Può crollare tutto ciò che abbiamo edificato, ma la preoccupazione del discepolo - insegna Gesù - deve essere quella di non smarrire la fede e di vivere con fede persino i momenti in cui tutto sembra precipitare. Non ha importanza, allora, conoscere un’ipotetica ora in cui si concluderà l’avventura umana o potrà terminare un’esperienza su cui avevamo investito. Ciò che conta non è la fine di ogni cosa ma il fine di ogni cosa, ciò per cui una cosa è stata perseguita o meno.

Un’altra ragazza afgana, Zhora, ci racconta di una nuova vita, di una dignità riacquisita. E con lei altri 119 profughi.

Dio costruisce percorsi di senso che hanno più valore di opere appariscenti costruite dall’uomo. Cambiare lo sguardo: questo è l’imperativo. Non come si guarda una foto, per quanto bella: un fotogramma di vita che nulla ci dice della vita vera che sta dietro. Lo sguardo del discepolo deve essere ampio, così da abbracciare il vero disegno di Dio, quello che dà senso e costruisce il fine di ogni cosa.


Ti prego, Gesù, fa’ che con la tua grazia io non mi stanchi mai di cercarti e di adorarti con tutto il cuore.

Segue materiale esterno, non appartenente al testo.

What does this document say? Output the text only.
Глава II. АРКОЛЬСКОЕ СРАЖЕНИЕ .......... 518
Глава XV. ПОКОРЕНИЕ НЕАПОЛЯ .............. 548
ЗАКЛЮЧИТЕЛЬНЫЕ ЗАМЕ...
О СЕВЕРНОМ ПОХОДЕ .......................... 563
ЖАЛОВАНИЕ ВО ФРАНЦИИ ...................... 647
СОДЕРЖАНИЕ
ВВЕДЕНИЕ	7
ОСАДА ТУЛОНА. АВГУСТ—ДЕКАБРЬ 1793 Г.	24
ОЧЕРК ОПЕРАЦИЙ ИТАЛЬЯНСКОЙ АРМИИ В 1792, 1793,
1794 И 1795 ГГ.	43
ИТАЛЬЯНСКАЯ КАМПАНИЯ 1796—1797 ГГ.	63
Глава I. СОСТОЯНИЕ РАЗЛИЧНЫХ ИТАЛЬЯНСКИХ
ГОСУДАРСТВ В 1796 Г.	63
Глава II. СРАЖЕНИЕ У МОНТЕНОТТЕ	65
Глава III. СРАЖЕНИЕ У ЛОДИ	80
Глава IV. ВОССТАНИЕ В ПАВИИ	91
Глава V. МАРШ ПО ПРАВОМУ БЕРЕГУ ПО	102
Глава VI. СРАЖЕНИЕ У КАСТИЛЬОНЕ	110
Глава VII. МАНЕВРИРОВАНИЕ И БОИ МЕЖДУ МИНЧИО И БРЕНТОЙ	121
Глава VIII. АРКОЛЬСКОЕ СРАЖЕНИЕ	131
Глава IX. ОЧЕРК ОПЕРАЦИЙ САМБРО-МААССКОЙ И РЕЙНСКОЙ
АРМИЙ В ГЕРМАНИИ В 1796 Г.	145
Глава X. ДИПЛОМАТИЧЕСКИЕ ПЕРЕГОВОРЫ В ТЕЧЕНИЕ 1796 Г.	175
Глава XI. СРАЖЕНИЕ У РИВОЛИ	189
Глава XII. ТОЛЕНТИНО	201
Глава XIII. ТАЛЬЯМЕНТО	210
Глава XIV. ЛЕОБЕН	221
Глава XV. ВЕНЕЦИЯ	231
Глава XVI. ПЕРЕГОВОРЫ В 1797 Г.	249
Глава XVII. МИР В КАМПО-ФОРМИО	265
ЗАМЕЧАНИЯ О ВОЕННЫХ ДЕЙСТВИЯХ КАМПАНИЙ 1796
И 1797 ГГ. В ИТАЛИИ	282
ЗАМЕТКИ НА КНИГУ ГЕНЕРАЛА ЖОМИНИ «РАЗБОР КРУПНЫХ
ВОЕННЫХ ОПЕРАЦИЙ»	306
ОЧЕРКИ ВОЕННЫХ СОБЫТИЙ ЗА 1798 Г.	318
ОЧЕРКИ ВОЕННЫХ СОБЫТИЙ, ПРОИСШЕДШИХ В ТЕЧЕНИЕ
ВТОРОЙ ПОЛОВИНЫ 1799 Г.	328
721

Insegnami a conoscerti e ad amarti per imparare da Te ad incontrare e prendermi cura degli altri e a vivere in pienezza la mia vita.

Fa’ che il mio cuore non si inorgoglisca, non cerchi cose più grandi delle mie forze.

Fa’ che si apra al mondo con il Tuo sguardo di compassione e di misericordia e che nel mio cuore trovino eco le gioie e le speranze, le tristezze e le angosce di tutti, dei poveri soprattutto e che sappia anche partecipare con ciò che sono a portare un po’ di Cielo in terra.

Affido a te, Maria, tutti noi affinché ci accompagni, ciascuno con la propria vocazione, in un cammino che non abbia paura di fidarsi ed affidarsi a Gesù, ma che tenda verso l’alto e che profumi di santità, per la gioia del mondo intero. Maria, Madre della Chiesa, prega per noi. Santi e Beati dell’Azione Cattolica, pregate per noi.